HSMs are an established technology, widely used throughout the financial services sector. They provide a 'tamper proof' technology that enables the secure communication of sensitive information. Using dedicated hardware to store Public Key Infrastructure (PKI) identity credentials, HSMs perform the encryption and decryption of data using digital signatures.
Previously with Bacstel, BACSAFE devices were used to generate passwords to authenticate payment submissions. Under Bacstel-IP, Originators have the choice of using either Smartcards or HSMs to manage the security of their payment files. This means that, with the appropriate software, Originators can design their submission systems with as much or as little user involvement as required.
HSMs allow the partial or full automation of the following Bacstel-IP functions:
- digitally signing and securing payment files
- transmitting payment files to Bacstel-IP
- retrieving and distributing reports
For many Originators, the migration to an HSM-based Bacstel-IP solution will result in the least disruption and change to their existing processes.
As HSMs allow the automatic signing and transmission of payment files with little or no user intervention, this places a significant degree of responsibility on protecting the system configuration. Therefore a key consideration when selecting an HSM is the level of security required.
The globally accepted standard for HSM rating is FIPS (Federal Information Processing Standards - an American standard similar to ISO or BS). There are 4 levels of accreditation for HSMs, 1 to 4, with 4 being the most secure. Bacs mandate a minimum accreditation of FIPS140-1 Level 2. Many users may wish to consider a higher level depending on specific requirements.
Experian Payments recommends a minimum of Level 3. This is because there are two specific areas in which Levels 3 and 4 have a clear differentiation between Level 2. These are tamper related issues and Key Management issues.
Tamper related issues
Level 2 requires HSMs to be ‘tamper evident’. This means that if someone attempts or succeeds in gaining physical access to the HSM components, their access would be clearly visible.
Level 3 requires ‘active detection and response’. This means that the casing of the HSM is alarmed in such a way that if unauthorised access is detected, the HSM automatically destroys its own encrypted information.

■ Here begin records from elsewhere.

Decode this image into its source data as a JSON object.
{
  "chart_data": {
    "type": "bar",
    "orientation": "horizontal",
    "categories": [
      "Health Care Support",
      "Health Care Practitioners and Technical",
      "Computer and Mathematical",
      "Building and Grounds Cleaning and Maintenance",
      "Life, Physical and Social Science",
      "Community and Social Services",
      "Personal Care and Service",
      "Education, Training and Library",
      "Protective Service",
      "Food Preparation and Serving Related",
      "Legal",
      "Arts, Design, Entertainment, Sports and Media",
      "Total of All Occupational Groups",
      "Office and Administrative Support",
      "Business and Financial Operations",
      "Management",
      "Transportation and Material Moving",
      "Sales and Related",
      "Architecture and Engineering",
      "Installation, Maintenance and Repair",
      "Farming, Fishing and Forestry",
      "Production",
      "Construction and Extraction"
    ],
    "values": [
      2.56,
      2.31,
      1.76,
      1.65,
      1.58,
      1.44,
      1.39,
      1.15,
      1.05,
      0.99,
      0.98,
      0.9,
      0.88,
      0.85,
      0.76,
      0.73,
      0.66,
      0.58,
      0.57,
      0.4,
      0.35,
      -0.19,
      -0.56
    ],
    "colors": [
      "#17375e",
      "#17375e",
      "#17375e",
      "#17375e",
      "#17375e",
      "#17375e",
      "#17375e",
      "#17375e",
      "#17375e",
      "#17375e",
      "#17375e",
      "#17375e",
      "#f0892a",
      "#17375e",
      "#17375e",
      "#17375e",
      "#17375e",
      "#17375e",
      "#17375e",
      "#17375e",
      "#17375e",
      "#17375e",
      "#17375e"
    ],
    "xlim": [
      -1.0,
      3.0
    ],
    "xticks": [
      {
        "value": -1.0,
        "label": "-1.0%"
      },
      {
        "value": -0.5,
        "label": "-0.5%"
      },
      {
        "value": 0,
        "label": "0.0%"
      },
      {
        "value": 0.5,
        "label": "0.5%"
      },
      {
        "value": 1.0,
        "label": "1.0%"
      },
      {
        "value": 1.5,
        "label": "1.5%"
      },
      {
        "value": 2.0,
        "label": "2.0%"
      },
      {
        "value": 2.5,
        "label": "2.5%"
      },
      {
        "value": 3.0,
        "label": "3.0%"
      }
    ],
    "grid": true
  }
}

Level 4 builds upon level 3’s active detection and response by providing a total security 'envelope‘ where the HSM is not only alarmed but also monitors fluctuations in operating conditions such as temperature, voltage and, in some cases, movement.
Key Management issues
Level 2 allows keys to be entered or removed in a clear text or unencrypted format. This is inconsistent with Bacs’ requirement that keys must be transported in encrypted format.
Level 3 and 4 require keys to be output in an encrypted or split knowledge form. This is a major deterrent to 'administrative' attacks.
Benefits of HSMs
HSMs have the potential to deliver significant strategic benefits to Originators through:
Reductions in risk - by automating payment submissions and reducing the number of manual steps in the process, the opportunity for mistakes and fraud is significantly reduced.
Reductions in costs - automating payment submissions and the report retrieval process eliminates many of the unnecessary administration costs associated with managing payments.
Consolidation - an automated payment submission and reports retrieval system creates an ideal opportunity to replace disparate systems with one enterprise-wide system.
Process improvements - for high transaction volumes and multi-bank Originators, HSMs are significantly faster and avoid the potential for user error associated with multiple Smartcards.
Maintains confidentiality - where manual authorisation is required for particular files (such as payroll files), only a summary need be presented.
HSM deployment considerations
With Smartcards the process of Key Management is straightforward. The user applies for Smartcards from their bank which then issues them in a similar way to credit and debit cards.
With HSMs the process is more complicated and involves the generation of public/private keys and a Certificate Signing Request (CSR) which is used by the Sponsoring Bank to generate a Digital Certificate for installation on the HSM. It is important to select a Bacstel-IP software solution that provides a simple and user-friendly Key Management Interface for generating the keys and CSR and one that allows easy installation of certificates.
As HSMs allow the automatic signing and transmission of payment files with little or no user intervention, this places a significant degree of responsibility on protecting the system configuration. The highest level of security is therefore required to manage and protect the configuration of the Bacstel-IP process.
Contingency and responsibilities
Although HSMs are extremely reliable, contingency arrangements must exist in the event of hardware failure. Users can revert to using Smartcards, however the availability of a secondary HSM is the most comprehensive approach to ensuring business continuity.
Originators are responsible for the security of the PKI Credentials held by the HSM. Bacs and the sponsoring banks have mandated a number of procedures to ensure a minimum level of operational safeguards. These include the maintenance of an audit log of all changes and administrative actions, as well as ensuring that all operations carried out on an HSM are performed in the presence of at least two trusted individuals.